Beside Pullo sat Justio on his horse. "I can tell you where the village is. You don't need me along. You'll find his body there."
"If you try to run again, I'll break your legs," said Pullo.
"Break my legs now. Leave me here," said Justio.
It took Vincius three attempts to seat his horse. It turned wildly beneath him before Spear grabbed its reins and quieted it.
"Is Shield coming?" asked Spear.
"He will meet us by the river," answered Vincius. "The garrison would not advance us the supplies."
Pullo laughed. "The Grand Collegium has coin to spend. Maybe we should get Spear here to bring along a couple of his men if he is so worried."
The strongman shook his head. "I might be able to spare one but I have to maintain a presence here in Cullan or else the dogs will rise up out the trenches."
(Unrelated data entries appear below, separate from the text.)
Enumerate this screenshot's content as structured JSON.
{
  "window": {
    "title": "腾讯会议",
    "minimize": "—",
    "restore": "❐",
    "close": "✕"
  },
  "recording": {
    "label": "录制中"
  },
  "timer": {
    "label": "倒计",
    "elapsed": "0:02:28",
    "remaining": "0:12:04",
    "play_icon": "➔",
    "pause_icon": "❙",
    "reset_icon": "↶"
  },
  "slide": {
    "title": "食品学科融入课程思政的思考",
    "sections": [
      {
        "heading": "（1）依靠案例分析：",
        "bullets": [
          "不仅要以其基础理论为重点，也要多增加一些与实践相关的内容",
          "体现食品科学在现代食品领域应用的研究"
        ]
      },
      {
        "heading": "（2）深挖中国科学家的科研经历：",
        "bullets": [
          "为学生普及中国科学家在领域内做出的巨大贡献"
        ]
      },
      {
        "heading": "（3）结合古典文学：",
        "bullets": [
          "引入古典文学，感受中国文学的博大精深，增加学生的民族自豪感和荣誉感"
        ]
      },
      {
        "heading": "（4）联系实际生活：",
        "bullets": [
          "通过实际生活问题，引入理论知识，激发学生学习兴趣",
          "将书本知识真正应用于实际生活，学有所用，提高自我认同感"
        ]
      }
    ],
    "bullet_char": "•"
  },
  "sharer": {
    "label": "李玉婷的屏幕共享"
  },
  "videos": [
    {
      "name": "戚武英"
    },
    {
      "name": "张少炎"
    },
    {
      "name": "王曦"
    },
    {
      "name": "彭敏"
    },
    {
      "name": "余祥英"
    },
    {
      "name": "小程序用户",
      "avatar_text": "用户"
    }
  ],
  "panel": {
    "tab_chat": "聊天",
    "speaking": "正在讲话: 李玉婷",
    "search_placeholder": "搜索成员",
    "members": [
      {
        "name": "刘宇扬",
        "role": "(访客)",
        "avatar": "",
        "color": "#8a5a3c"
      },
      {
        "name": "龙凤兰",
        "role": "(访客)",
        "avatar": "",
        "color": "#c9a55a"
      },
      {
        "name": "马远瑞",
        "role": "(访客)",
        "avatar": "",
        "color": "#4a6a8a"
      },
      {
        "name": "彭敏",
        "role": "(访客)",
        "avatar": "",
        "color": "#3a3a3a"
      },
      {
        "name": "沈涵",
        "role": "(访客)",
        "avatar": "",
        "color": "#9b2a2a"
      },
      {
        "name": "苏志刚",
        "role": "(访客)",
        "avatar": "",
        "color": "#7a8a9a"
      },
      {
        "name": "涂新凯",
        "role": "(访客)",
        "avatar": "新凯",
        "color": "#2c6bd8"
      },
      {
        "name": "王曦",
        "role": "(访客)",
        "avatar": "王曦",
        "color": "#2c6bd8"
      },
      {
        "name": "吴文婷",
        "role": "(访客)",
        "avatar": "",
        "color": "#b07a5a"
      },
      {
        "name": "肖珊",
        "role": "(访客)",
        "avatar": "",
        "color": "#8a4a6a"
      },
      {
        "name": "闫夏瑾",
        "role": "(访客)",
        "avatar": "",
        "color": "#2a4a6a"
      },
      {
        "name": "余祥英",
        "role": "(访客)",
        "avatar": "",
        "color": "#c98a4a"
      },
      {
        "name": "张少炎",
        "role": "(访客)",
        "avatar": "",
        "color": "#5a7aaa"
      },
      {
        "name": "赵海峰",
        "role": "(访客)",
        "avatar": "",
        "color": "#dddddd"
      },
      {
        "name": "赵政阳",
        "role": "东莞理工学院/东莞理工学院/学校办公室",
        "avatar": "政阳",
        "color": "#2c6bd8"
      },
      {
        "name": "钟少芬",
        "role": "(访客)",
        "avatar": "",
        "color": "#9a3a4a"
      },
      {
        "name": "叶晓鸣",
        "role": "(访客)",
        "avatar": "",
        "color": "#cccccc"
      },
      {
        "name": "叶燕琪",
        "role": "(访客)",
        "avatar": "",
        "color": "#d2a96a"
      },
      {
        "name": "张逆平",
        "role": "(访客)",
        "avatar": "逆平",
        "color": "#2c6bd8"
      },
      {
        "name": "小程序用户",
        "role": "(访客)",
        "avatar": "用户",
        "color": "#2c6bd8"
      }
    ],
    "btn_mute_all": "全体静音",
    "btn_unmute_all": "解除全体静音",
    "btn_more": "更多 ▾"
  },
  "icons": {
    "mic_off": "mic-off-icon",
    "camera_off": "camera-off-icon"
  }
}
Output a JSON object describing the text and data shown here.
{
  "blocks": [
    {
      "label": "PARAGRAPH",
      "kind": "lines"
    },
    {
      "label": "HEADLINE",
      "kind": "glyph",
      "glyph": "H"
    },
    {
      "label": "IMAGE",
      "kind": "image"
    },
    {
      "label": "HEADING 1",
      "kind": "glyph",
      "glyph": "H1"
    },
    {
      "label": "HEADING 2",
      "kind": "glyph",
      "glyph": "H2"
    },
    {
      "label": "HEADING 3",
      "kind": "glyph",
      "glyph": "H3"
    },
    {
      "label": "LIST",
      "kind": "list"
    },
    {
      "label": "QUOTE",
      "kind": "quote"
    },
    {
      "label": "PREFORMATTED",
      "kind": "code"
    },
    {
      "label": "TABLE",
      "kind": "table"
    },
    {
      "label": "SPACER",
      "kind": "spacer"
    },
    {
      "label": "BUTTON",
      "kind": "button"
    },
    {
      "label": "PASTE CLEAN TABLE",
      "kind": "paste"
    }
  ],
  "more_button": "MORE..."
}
"I wonder the same thing," said Pullo.
Spear frowned. "Urbidis trusted me. You'd do well to do the same. Worked out well for both of us."
"I have sent a runner south. A legion will arrive."
"We shouldn't be crossing the River," said Justio. The man had overburdened his horse with extra weapons: spears, swords, a two-handed axe, and a spare shield. The horse already sagged beneath the weight. "Better to wait word of the commanders south. What difference does a few days make?"